Oh, tous ces traits sont vrais, en tout cas, ils ne sont pas démentis dans la suite du livre. Mais ils sont aussi malin, volontiers dissimulateurs, un tantinet tricheurs aussi. Après tout, un trésor est un trésor (et du genre colossal, en plus), on peut donc comprendre que la convoitise puisse avoir ses entrées au "Lord of the Isles", non ?

Gaspard-Marie Janvier lui-même brouille joyeusement les pistes et s'amuse à rendre flou les frontières entre réalité et fiction. D'abord avec son histoire de carte, bien sûr, mais aussi en travaillant sur une construction narrative particulière qui propose plusieurs points de vue, à travers plusieurs narrateurs.

Car, si Blair est le personnage central de la première partie du roman, deux autres personnes vont porter leur regard sur cette affaire de trésor. Et, d'une certaine manière, remettre en perspective le récit du fils de l'éditeur. En perspective, et en question, aussi. Avec, au coeur de tout cela la question de l'existence du trésor, qui n'est peut-être qu'un simple fantasme, après tout...

Une manière de faire d'autant plus amusante et déroutante que le dernier narrateur de ce roman est... Gaspard-Marie Janvier lui-même ! Il faut dire que le "téléphone hébride" est particulièrement efficace et que la diaspora des îles à travers le Royaume-Uni vaut tous les réseaux d'espionnage les plus high-tech. Mais, comme tout système de ce genre, il a peut-être tendance à déformer quelque peu la réalité.

Alors, en bon écrivain voyageur, disciple de Stevenson, pourquoi ne pas se rendre sur place, histoire de prendre la température, de goûter l'ambiance et d'en savoir un peu plus sur les uns et les autres... Entre le récit de Blair et celui de Janvier, bien des choses se sont produites.
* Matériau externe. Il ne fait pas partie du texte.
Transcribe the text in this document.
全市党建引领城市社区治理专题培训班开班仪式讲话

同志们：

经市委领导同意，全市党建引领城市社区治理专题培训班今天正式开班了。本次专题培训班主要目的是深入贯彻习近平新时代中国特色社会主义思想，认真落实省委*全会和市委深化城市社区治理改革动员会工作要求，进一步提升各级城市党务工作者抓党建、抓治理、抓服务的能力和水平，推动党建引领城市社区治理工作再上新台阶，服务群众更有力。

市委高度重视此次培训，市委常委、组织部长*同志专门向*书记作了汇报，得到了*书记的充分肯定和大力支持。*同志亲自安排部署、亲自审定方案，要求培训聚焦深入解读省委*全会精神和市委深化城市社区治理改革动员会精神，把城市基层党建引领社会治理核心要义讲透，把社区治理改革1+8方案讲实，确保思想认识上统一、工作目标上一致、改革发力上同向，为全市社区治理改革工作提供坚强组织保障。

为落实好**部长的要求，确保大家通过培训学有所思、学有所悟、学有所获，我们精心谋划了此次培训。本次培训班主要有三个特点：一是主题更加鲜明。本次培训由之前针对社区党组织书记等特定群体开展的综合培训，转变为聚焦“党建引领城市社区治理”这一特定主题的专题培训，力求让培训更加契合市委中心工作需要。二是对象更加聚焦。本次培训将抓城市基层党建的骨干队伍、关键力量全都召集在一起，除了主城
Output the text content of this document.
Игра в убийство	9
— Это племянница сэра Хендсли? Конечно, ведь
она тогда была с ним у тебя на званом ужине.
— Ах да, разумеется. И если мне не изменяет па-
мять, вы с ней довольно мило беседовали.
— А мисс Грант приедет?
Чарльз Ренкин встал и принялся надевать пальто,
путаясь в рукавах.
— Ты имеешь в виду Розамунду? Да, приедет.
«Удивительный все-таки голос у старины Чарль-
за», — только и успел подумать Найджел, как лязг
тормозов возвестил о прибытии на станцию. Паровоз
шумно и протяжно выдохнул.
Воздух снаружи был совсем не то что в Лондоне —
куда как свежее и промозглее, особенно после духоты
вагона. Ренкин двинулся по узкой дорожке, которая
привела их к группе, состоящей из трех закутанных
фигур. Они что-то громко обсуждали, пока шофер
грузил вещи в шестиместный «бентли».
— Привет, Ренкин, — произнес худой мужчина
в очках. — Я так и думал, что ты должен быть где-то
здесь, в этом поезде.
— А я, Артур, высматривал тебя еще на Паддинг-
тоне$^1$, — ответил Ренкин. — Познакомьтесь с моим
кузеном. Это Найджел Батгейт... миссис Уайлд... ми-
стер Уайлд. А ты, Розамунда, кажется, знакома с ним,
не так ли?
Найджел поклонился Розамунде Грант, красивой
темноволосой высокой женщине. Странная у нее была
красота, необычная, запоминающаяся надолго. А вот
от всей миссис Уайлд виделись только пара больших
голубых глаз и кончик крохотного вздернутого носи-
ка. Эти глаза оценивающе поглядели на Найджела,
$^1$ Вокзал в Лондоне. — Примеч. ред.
Alors, entre vérité, légende, rêve et romanesque, il va falloir démêler tout ça et, peut-être, découvrir le fin mot de cette histoire...

"Quel trésor !" repose beaucoup sur son cadre. Les lieux, le climat, les personnages, tout cela donne un cachet très particulier à ce roman. L'ambiguïté des personnages, avec qui on partagerait volontiers une chopine, mais en vérifiant après qu'on a encore son portefeuille, contribue aussi à l'intérêt cette lecture. Enfin, la crédibilité des narrateurs successifs permet d'ajouter un mystère de plus.

Gaspard-Marie Janvier explore avec une certaine jubilation cette région difficile à vivre et à laquelle ses habitants sont particulièrement attachés. Peut-être même prêts à tout pour sa sauvegarde et pour entretenir les histoires qui courent la lande et sont son véritable patrimoine. Les aspects politique (les velléités d'indépendance des Ecossais) et religieux (Blair est un protestant projeté au milieu des vilains papistes) ajoutent d'autres niveaux de lecture.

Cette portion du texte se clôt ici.